Well, it’s hard to say.
The actual space is for USC students, a demographic that I’ve become acquainted with from my time at Dulce. They’re weird and awkward and eternally horny, but that’s exactly how they should be from ages 18-22, so I’m willing to accept the challenge of answering a pimply boy’s questions, because he will remind me of myself at age 27.
The mission is for our team. I tried to talk each and every one of our interviewees out of the job, telling them that they will hate us at some point, that we will be horrible leaders, and that they will wish they took the job at Panera Bread instead. But since they stuck around, we will pay them fair wages and hope to teach them a thing or two about what it means to serve people even when it kills you.
The potential is for Sam and Joyce and James and my mom and Lauren and all the friends who still believe in me.
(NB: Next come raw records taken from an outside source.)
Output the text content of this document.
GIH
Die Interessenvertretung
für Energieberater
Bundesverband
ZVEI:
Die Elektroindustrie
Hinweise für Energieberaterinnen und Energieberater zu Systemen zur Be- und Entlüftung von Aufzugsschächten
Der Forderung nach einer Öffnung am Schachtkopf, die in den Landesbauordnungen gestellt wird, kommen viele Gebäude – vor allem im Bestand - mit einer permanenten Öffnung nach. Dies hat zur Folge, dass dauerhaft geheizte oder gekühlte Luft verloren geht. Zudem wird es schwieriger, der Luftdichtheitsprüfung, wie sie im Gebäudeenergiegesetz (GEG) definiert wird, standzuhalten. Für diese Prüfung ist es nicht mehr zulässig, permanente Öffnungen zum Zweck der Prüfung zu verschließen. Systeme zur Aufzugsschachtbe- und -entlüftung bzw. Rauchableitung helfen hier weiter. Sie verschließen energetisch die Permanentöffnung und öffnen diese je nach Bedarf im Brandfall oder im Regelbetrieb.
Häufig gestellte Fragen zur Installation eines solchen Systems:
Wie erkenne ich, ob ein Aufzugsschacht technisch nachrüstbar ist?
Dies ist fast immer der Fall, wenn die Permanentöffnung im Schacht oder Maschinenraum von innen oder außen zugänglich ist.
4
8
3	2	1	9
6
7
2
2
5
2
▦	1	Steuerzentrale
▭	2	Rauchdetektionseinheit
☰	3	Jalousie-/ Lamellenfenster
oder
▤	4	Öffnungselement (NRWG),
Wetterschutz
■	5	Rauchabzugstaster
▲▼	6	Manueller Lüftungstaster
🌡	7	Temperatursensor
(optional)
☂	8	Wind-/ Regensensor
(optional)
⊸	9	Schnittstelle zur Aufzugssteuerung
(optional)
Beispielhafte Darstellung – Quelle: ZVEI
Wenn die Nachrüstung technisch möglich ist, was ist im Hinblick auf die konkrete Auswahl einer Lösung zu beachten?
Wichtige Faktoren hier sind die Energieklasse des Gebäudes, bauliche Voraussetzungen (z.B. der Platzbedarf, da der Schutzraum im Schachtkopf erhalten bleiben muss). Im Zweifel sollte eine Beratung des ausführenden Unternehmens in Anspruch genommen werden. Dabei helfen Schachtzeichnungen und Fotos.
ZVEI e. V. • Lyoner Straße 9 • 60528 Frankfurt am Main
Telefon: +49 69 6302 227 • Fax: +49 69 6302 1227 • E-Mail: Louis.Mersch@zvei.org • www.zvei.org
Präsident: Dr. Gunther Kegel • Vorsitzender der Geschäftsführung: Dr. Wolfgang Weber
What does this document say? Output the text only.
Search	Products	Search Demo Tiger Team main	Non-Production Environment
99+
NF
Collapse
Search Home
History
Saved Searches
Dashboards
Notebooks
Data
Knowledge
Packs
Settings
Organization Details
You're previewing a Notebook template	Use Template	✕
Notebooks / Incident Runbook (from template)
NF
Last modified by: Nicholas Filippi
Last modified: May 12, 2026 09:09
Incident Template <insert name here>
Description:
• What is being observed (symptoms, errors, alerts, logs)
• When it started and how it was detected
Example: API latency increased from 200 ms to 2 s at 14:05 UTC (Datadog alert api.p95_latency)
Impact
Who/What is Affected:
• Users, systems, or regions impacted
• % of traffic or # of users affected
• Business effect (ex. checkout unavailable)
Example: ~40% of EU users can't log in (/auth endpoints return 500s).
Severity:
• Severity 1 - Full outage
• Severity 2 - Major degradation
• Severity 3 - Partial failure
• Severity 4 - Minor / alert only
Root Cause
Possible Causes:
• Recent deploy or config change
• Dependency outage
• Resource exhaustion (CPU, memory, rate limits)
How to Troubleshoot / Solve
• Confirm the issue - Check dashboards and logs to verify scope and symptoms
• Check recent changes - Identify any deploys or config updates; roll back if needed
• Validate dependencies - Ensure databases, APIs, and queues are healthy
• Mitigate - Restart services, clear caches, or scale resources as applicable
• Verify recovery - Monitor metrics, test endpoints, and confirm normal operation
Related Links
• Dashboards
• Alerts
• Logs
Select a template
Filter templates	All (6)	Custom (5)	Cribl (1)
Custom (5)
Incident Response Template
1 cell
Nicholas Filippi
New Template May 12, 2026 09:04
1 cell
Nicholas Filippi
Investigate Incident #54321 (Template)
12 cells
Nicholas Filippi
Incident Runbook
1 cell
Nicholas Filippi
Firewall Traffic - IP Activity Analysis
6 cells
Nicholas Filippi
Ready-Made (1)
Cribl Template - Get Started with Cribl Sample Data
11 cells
These people have put financial and emotional stakes in the ground, and even though they don’t explicitly pressure me, I feel an immense responsibility to make good on that trust. If I ever see Sam pull up in a Rivian, I’ll know that I did my part, and the day I take Lauren to Kato on a weeknight, I’ll feel like the juice was worth the anaconda squeeze.
And the food? Yes, it is for everyone. It’s a weird menu that still doesn’t make much sense to me. That’s kinda become our brand, to make things that no one can really put a finger on. Our menu has and will always explore cultural confusion - a representation of what it means to be an immigrant who wants to shed their past but reject their present. In other words: it’s food that is lost, intentionally, because to this day, I haven’t met anyone who hasn’t felt that way at some point in their lives. A restaurant isn’t meant to wow you - it’s meant to make you feel a little more at home, a little less lonely, a little less devastated about this long journey called living. So, we’ll make food and space so that you can feel all of the above.
In a week, I will be on expo, calling out orders, shaking hands and kissing babies, still on my search for everything while getting nothing done.
Only this time, it won’t be so selfish, because it can’t afford to be. Softies has to be for everyone. It was always supposed to be, but I never let it, because it was too scary to see people go. I’m tired of doing it alone though. With age and enough pop-ups under my belt, I know now that the circles won’t get any narrower, so I might as well let other people get in the car.
See you at the restaurant. I’ll be there, at my new home that I don’t deserve. It is truly the gift that keeps on giving, and I will do my best to take care of it and you, every single day.